Really? He’s made his mark by dissing the art world for corruption at the Hay Festival in 2016 and by producing long, funny pieces from art fairs around the world that dish the dirt on who’s bought what from whom and for how much. That is, of course, what everyone wants to know. Unless they’re mega-dealers, apoplectic with fury at Schachter’s continual blow-by-blow detailing of their super-rich clients’ frantic buy-sell-buy antics in the market for bankable artists. In fact, Schachter had done just that (after semi-promising not to) to one vituperative dealer’s major clients only days before. ‘I can see the steam emanating from his ears,’ says Schachter, his grin broader than Tiananmen Square. As Schachter’s friend Danny Moynihan, the artist and film-maker, puts it: ‘Kenny’s made as many enemies as he has friends because he won’t hold back about anyone or anything. And if something terrible happens to him, he’ll be the first to write about it.’
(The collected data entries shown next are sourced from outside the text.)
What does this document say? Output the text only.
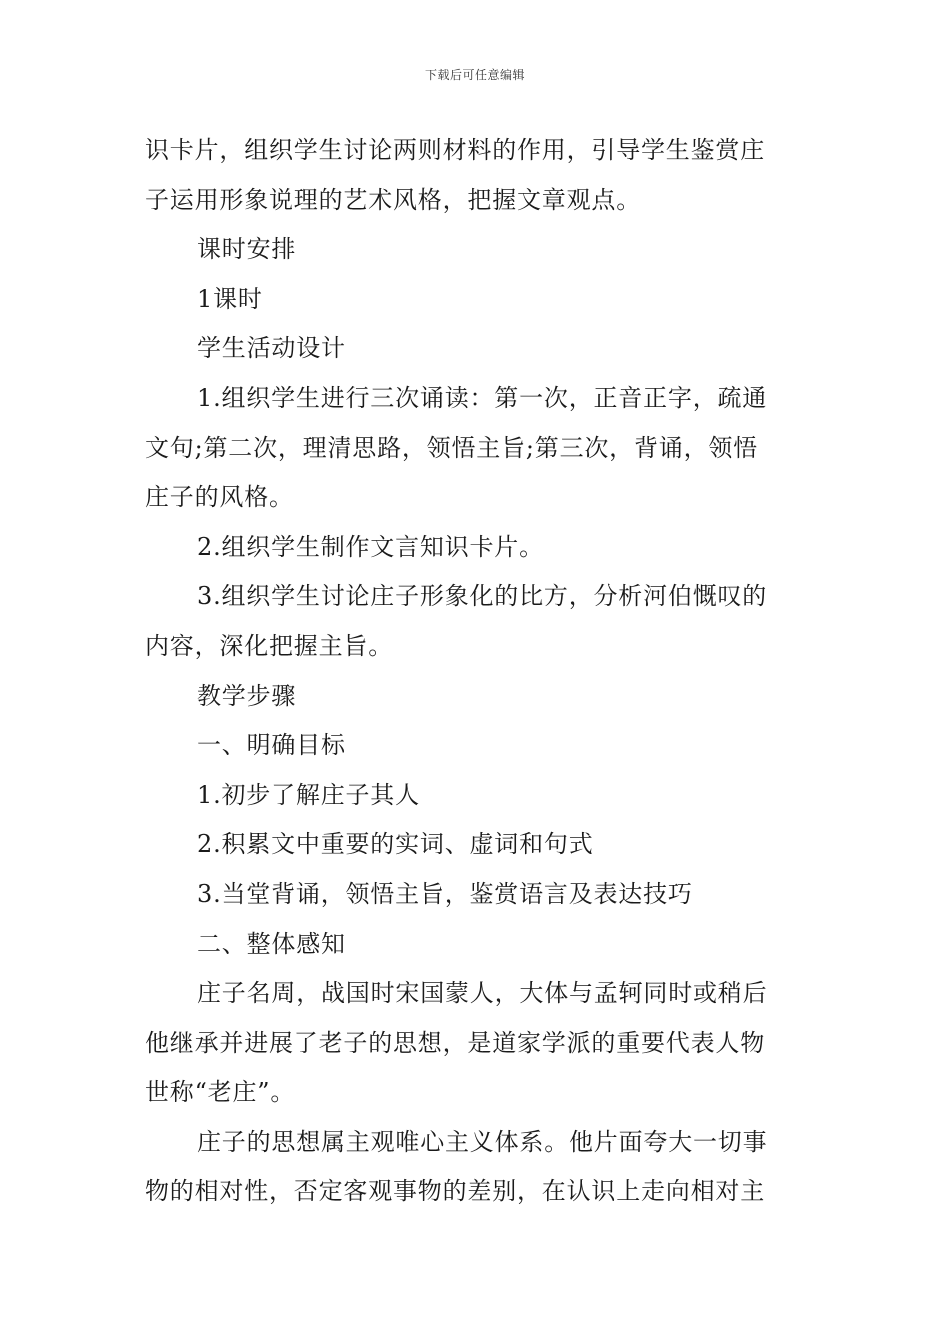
下载后可任意编辑
识卡片，组织学生讨论两则材料的作用，引导学生鉴赏庄
子运用形象说理的艺术风格，把握文章观点。
课时安排
1课时
学生活动设计
1.组织学生进行三次诵读：第一次，正音正字，疏通
文句;第二次，理清思路，领悟主旨;第三次，背诵，领悟
庄子的风格。
2.组织学生制作文言知识卡片。
3.组织学生讨论庄子形象化的比方，分析河伯慨叹的
内容，深化把握主旨。
教学步骤
一、明确目标
1.初步了解庄子其人
2.积累文中重要的实词、虚词和句式
3.当堂背诵，领悟主旨，鉴赏语言及表达技巧
二、整体感知
庄子名周，战国时宋国蒙人，大体与孟轲同时或稍后
他继承并进展了老子的思想，是道家学派的重要代表人物
世称“老庄”。
庄子的思想属主观唯心主义体系。他片面夸大一切事
物的相对性，否定客观事物的差别，在认识上走向相对主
And he has written plenty of copy about Philbrick, shining a light on his own connections to the disgraced dealer while others have laid low. But they can’t hide one harsh truth. Philbrick was so successful that Schachter introduced him to friends, notably Lisa Reuben, the daughter of Simon Reuben – who, with his brother David, is one of the ruling patriarchs of a very powerful London family who made their first fortune in the Russian aluminium wars of the Nineties, before moving, even more lucratively, into property. As almost a sideline, they’re major backers of 5 Hertford Street.
Schachter’s kids – who ‘know everything about art’ – used to say that Inigo would end up either as Larry Gagosian or in jail. They may have had a point; at least three entities currently claim they own a Stingel portrait of Picasso that Philbrick had arranged for them to buy, including a company controlled by the Reubens, as Bloomberg reported.
This greatly upsets Schachter, who had dinner with Lisa Reuben the night before our meeting: ‘It’s coloured our relationship, of course, but I love her so much.’ Her, and the Reuben family – ‘because I don’t have many friends, and they’re just my best friends.’
Schachter has three children, Adrian, Gabriel and Sage (his second oldest son, Kai, died in 2019). Sage is now the youngest student – ‘the only one born in 2002’ – at New York University; Adrian, 23, is doing well as an artist; and Gabriel, 20, is going to work with a fund. They are, Schachter says fondly, ‘spoilt brats’, and they have indeed led a technicolour life – their former Tregunter Road house, one visitor reports, was done by the acclaimed designer Ab Rogers; there were pods for the young boys to sleep in, and a chute to whizz them down from the attic; ‘insane’ art was everywhere, together with a swimming pool in the basement.